Format = UnixSec; UnitId; EvtNb; CoincNb; TriggerTime

with one line per trigger, EvtNb being the trigger ID on that specific unit, and TriggerTime being given in ns wrt first unit triggered in the coincidence. This file is produced through the build_coins() function of readData.py.

Format: UnitID; x; y; z

x is measured Eastwards, y Northwards, z is altitude asl (to be modified, see ToDo). Note that ALL detection units have to be listed in this file and in incremental order!

The code will search for these two files in the $GP35_TXT_PATH directory, or if this variable is not defined in the system, in the gp_recons directory.

Output files:

RRunId_sphrecons.txt

Format: CoincId; UnixSec; Mult; x; y; z; t0; Chi2; Significance

One line per reconstructed coincidence. x is the Easting coordinate of the reconstructed point source, y its Northing coordinate and z its altitude (TREND conventions), ts the time of emission (wrt the first antenna trigger hence ts<0). At this stage, Chi2 and significance are not reliable. However readRecons.py provides a way to compute a Chi2 of the fit with the plot_delays() function, which is actually an implementation of the method described in TREND 2011 paper (see Fig. 6 in particular).

RRunId_planerecons.txt

Format: CoincId; UnixSec; Mult; Theta; Theta_err; Phi; Phi_err; Chi2; Significance

One line per reconstructed coincidence. Angles are given in degrees. Theta = 0° is zenith, 90° is horizon. Phi conventions still to be checked :-p. At this stage, errors, Chi2 and significance are not reliable. However readRecons.py provides a way to compute a Chi2 of the fit with the plot_delays() function, which is actually an implementation of the method described in TREND 2011 paper (see Fig. 6 in particular).
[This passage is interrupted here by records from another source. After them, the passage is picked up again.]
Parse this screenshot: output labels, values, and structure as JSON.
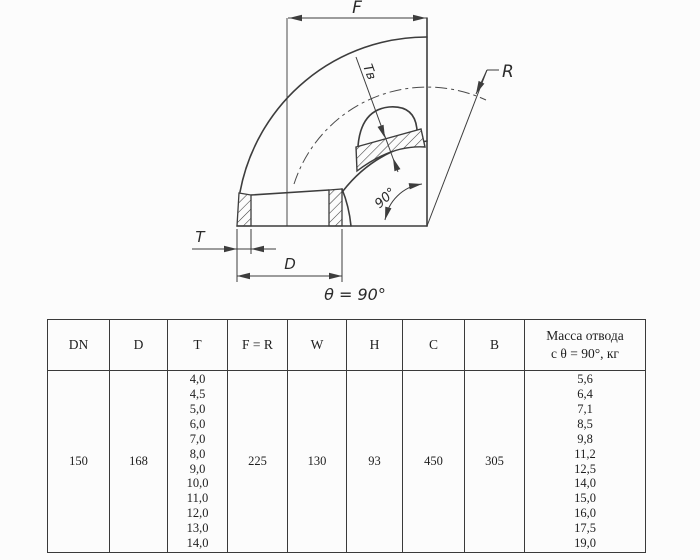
{
  "drawing": {
    "labels": {
      "f": "F",
      "r": "R",
      "tv": "Tв",
      "t": "T",
      "d": "D",
      "angle": "90°",
      "caption": "θ = 90°"
    },
    "line_color": "#3d3d3d"
  },
  "table": {
    "columns": [
      {
        "key": "dn",
        "label": "DN",
        "values": [
          "150"
        ]
      },
      {
        "key": "d",
        "label": "D",
        "values": [
          "168"
        ]
      },
      {
        "key": "t",
        "label": "T",
        "values": [
          "4,0",
          "4,5",
          "5,0",
          "6,0",
          "7,0",
          "8,0",
          "9,0",
          "10,0",
          "11,0",
          "12,0",
          "13,0",
          "14,0"
        ]
      },
      {
        "key": "f_r",
        "label": "F = R",
        "values": [
          "225"
        ]
      },
      {
        "key": "w",
        "label": "W",
        "values": [
          "130"
        ]
      },
      {
        "key": "h",
        "label": "H",
        "values": [
          "93"
        ]
      },
      {
        "key": "c",
        "label": "C",
        "values": [
          "450"
        ]
      },
      {
        "key": "b",
        "label": "B",
        "values": [
          "305"
        ]
      },
      {
        "key": "mass",
        "label": "Масса отвода\nс θ = 90°, кг",
        "values": [
          "5,6",
          "6,4",
          "7,1",
          "8,5",
          "9,8",
          "11,2",
          "12,5",
          "14,0",
          "15,0",
          "16,0",
          "17,5",
          "19,0"
        ]
      }
    ]
  }
}
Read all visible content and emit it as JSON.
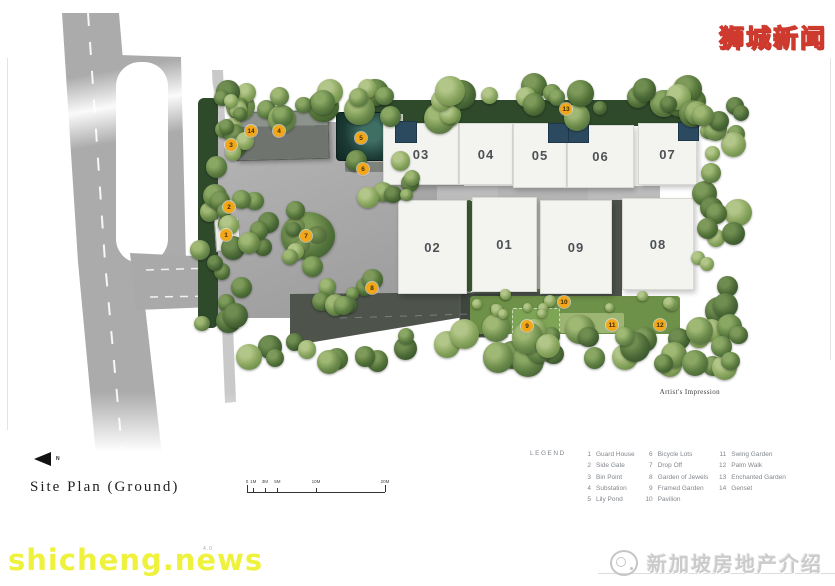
{
  "watermarks": {
    "top_right": "狮城新闻",
    "bottom_left": "shicheng.news",
    "bottom_right": "新加坡房地产介绍",
    "page_number": "4.0"
  },
  "plan": {
    "title": "Site Plan (Ground)",
    "north_label": "N",
    "artist_note": "Artist's Impression",
    "buildings": [
      {
        "label": "03",
        "x": 383,
        "y": 123,
        "w": 74,
        "h": 60
      },
      {
        "label": "04",
        "x": 459,
        "y": 123,
        "w": 52,
        "h": 60
      },
      {
        "label": "05",
        "x": 513,
        "y": 123,
        "w": 52,
        "h": 63
      },
      {
        "label": "06",
        "x": 567,
        "y": 125,
        "w": 65,
        "h": 61
      },
      {
        "label": "07",
        "x": 638,
        "y": 123,
        "w": 57,
        "h": 60
      },
      {
        "label": "02",
        "x": 398,
        "y": 200,
        "w": 67,
        "h": 92
      },
      {
        "label": "01",
        "x": 472,
        "y": 197,
        "w": 63,
        "h": 93
      },
      {
        "label": "09",
        "x": 540,
        "y": 200,
        "w": 70,
        "h": 92
      },
      {
        "label": "08",
        "x": 622,
        "y": 198,
        "w": 70,
        "h": 90
      }
    ],
    "markers": [
      {
        "n": "1",
        "x": 226,
        "y": 235
      },
      {
        "n": "2",
        "x": 229,
        "y": 207
      },
      {
        "n": "3",
        "x": 231,
        "y": 145
      },
      {
        "n": "4",
        "x": 279,
        "y": 131
      },
      {
        "n": "5",
        "x": 361,
        "y": 138
      },
      {
        "n": "6",
        "x": 363,
        "y": 169
      },
      {
        "n": "7",
        "x": 306,
        "y": 236
      },
      {
        "n": "8",
        "x": 372,
        "y": 288
      },
      {
        "n": "9",
        "x": 527,
        "y": 326
      },
      {
        "n": "10",
        "x": 564,
        "y": 302
      },
      {
        "n": "11",
        "x": 612,
        "y": 325
      },
      {
        "n": "12",
        "x": 660,
        "y": 325
      },
      {
        "n": "13",
        "x": 566,
        "y": 109
      },
      {
        "n": "14",
        "x": 251,
        "y": 131
      }
    ]
  },
  "scale_bar": {
    "labels": [
      {
        "t": "0",
        "p": 0
      },
      {
        "t": "1M",
        "p": 4.5
      },
      {
        "t": "3M",
        "p": 13
      },
      {
        "t": "5M",
        "p": 22
      },
      {
        "t": "10M",
        "p": 50
      },
      {
        "t": "20M",
        "p": 100
      }
    ]
  },
  "legend": {
    "title": "LEGEND",
    "columns": [
      [
        {
          "n": "1",
          "label": "Guard House"
        },
        {
          "n": "2",
          "label": "Side Gate"
        },
        {
          "n": "3",
          "label": "Bin Point"
        },
        {
          "n": "4",
          "label": "Substation"
        },
        {
          "n": "5",
          "label": "Lily Pond"
        }
      ],
      [
        {
          "n": "6",
          "label": "Bicycle Lots"
        },
        {
          "n": "7",
          "label": "Drop Off"
        },
        {
          "n": "8",
          "label": "Garden of Jewels"
        },
        {
          "n": "9",
          "label": "Framed Garden"
        },
        {
          "n": "10",
          "label": "Pavilion"
        }
      ],
      [
        {
          "n": "11",
          "label": "Swing Garden"
        },
        {
          "n": "12",
          "label": "Palm Walk"
        },
        {
          "n": "13",
          "label": "Enchanted Garden"
        },
        {
          "n": "14",
          "label": "Genset"
        }
      ]
    ]
  },
  "colors": {
    "marker_bg": "#F2A71B",
    "roof_blue": "#2B4A60",
    "building_fill": "#F3F3EF",
    "watermark_yellow": "#EEF23C",
    "watermark_red_outline": "#CF3A2E"
  }
}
These two output files are writen in the $GP35_TXT_PATH directory, or if this variable is not defined in the system, in the gp_recons directory. The script readRecons.py provides a fast way to plot results from these two output files.

Running the program

Simply launch ./recons RunId in the gp_recons directory.

ToDo:

  1. Install gp_recons in Ulastai for a fast analysis on site. Done by Gu Junhua, March 20. Note: gp_recons does not easily compile on all plateforms (at least fails on mine).
  2. Add function in readData.py calling recons executable directly inside this script, hence making this reconstruction step transparent to the user.
  3. Presently gp_recons follows the TREND referntial convention (x <=> Easting; y = Northing; z<=>Up, azimuth counted positivily West from North. We have to modify the code to match GRAND referential conventions (ie: x <=> Northing; y <=> Westing, z <=> up; azimuth counted postively West from North; see details here). However this should be done in coordination with V. Decoene (contact on Slack: @Valentin) who also used the TREND recons code as a base for his work on GRAND angular reconstruction and thus went to a similar process already. A temporary, fast solution is to wrap the gp_recons code in a Python layer doing the conversion between GRAND and TREND conventions.